“Futebol e urbanismo.” Rio quer investimento na justiça em áreas de risco de corrupção

PSD / Flickr

O presidente do PSD, Rui Rio

Rui Rio defendeu a “formação dos magistrados e monitorização dos setores de atividade com maior risco de corrupção” afirmando que, nesses casos de justiça “a eficácia é próxima de zero”.

O presidente do PSD defendeu esta quinta-feira equipas “altamente especializadas” em áreas de maior risco de corrupção, como o “urbanismo e o futebol”, e não abandona a ideia de que os conselhos superiores sejam constituídos maioritariamente por não magistrados.

“Compete ao Governo dotar a Justiça dos meios necessários a esse combate.

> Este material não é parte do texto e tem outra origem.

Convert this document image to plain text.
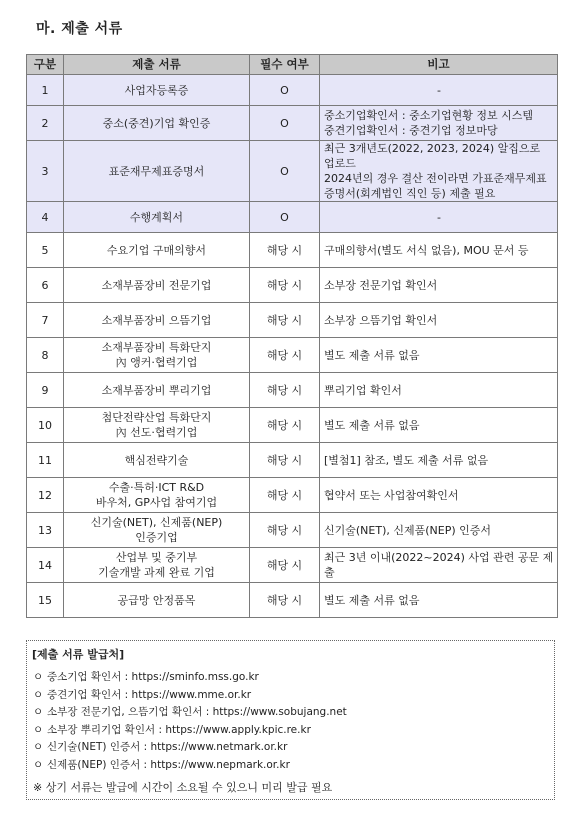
마. 제출 서류
구분	제출 서류	필수 여부	비고
1	사업자등록증	O	-

2	중소(중견)기업 확인증	O	중소기업확인서 : 중소기업현황 정보 시스템
중견기업확인서 : 중견기업 정보마당

3	표준재무제표증명서	O	최근 3개년도(2022, 2023, 2024) 알집으로 업로드
2024년의 경우 결산 전이라면 가표준재무제표
증명서(회계법인 직인 등) 제출 필요

4	수행계획서	O	-

5	수요기업 구매의향서	해당 시	구매의향서(별도 서식 없음), MOU 문서 등

6	소재부품장비 전문기업	해당 시	소부장 전문기업 확인서

7	소재부품장비 으뜸기업	해당 시	소부장 으뜸기업 확인서

8	소재부품장비 특화단지
內 앵커·협력기업	해당 시	별도 제출 서류 없음

9	소재부품장비 뿌리기업	해당 시	뿌리기업 확인서

10	첨단전략산업 특화단지
內 선도·협력기업	해당 시	별도 제출 서류 없음

11	핵심전략기술	해당 시	[별첨1] 참조, 별도 제출 서류 없음

12	수출·특허·ICT R&D
바우처, GP사업 참여기업	해당 시	협약서 또는 사업참여확인서

13	신기술(NET), 신제품(NEP)
인증기업	해당 시	신기술(NET), 신제품(NEP) 인증서

14	산업부 및 중기부
기술개발 과제 완료 기업	해당 시	최근 3년 이내(2022~2024) 사업 관련 공문 제출

15	공급망 안정품목	해당 시	별도 제출 서류 없음
[제출 서류 발급처]
ㅇ 중소기업 확인서 : https://sminfo.mss.go.kr
ㅇ 중견기업 확인서 : https://www.mme.or.kr
ㅇ 소부장 전문기업, 으뜸기업 확인서 : https://www.sobujang.net
ㅇ 소부장 뿌리기업 확인서 : https://www.apply.kpic.re.kr
ㅇ 신기술(NET) 인증서 : https://www.netmark.or.kr
ㅇ 신제품(NEP) 인증서 : https://www.nepmark.or.kr
※ 상기 서류는 발급에 시간이 소요될 수 있으니 미리 발급 필요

Pretendemos um reforço de equipas multidisciplinares altamente especializadas, formação dos magistrados e monitorização dos setores de atividade com maior risco de corrupção e combate à burocracia que cria um ambiente propício à venda de facilidades, como o urbanismo, expropriações, obras públicas ou futebol”, disse Rio na sede do Porto, na apresentação das linhas fundamentais para a Justiça que integram o programa do partido.

Admitindo que algumas das medidas precisam de “um consenso alargado”, não só com outros partidos como com vários setores da sociedade, o líder social-democrata garantiu que “não é pelos outros não aderirem” que abandona as ideias, nomeadamente a de que os Conselhos Superiores devem ter uma maioria de personalidades que não sejam magistrados.

“Não tenho a mínima dúvida de que corrupção existe e está muito para lá do que pode ser considerado normal numa sociedade. Temos de fazer esse combate, mas não confundir a árvore com a floresta”, sustentou.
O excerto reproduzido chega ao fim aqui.